The reason that no other atoms besides hydrogen form negative ions with more than one proton is primarily due to their electron configuration and the relative strengths of the electrostatic forces involved.
Negative ions are formed when an atom gains one or more electrons, resulting in an excess of negatively charged particles (electrons) compared to the positively charged particles (protons) in the nucleus. For an atom to form a stable negative ion, it typically requires a relatively low amount of energy to add an electron(s) and achieve a stable electron configuration.
Hydrogen, with its single proton, can easily form a negative ion (H-) by gaining one electron to complete its electron shell. The added electron fills the 1s orbital, resulting in a stable configuration similar to helium (He).
However, atoms with more than one proton have additional positively charged protons in their nuclei. These extra protons create stronger positive charges in the nucleus, exerting a greater electrostatic attraction on electrons compared to hydrogen.
As the number of protons increases, the electrostatic attraction between the positively charged nucleus and the negatively charged electrons becomes stronger. This increased attraction makes it more difficult for these atoms to gain additional electrons and form stable negative ions.
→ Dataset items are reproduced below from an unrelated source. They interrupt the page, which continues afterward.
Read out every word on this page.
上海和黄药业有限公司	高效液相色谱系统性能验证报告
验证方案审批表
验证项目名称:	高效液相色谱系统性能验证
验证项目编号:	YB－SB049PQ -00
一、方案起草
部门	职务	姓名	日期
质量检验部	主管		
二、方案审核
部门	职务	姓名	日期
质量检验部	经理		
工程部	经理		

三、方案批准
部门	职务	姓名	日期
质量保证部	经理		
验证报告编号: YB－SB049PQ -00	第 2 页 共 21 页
The added electrons would experience a stronger pull from the nucleus, requiring more energy to overcome the increased electrostatic forces.
Instead of gaining additional electrons to form negative ions, atoms with more than one proton tend to form positive ions (cations) by losing one or more electrons. By losing electrons, these atoms achieve a stable electron configuration by reaching a noble gas configuration, where the outermost energy level is completely filled.
In summary, while hydrogen can form a negative ion by gaining one electron, atoms with more than one proton have stronger electrostatic forces that make it energetically unfavorable for them to form negative ions. These atoms typically achieve stability by losing electrons and forming positive ions.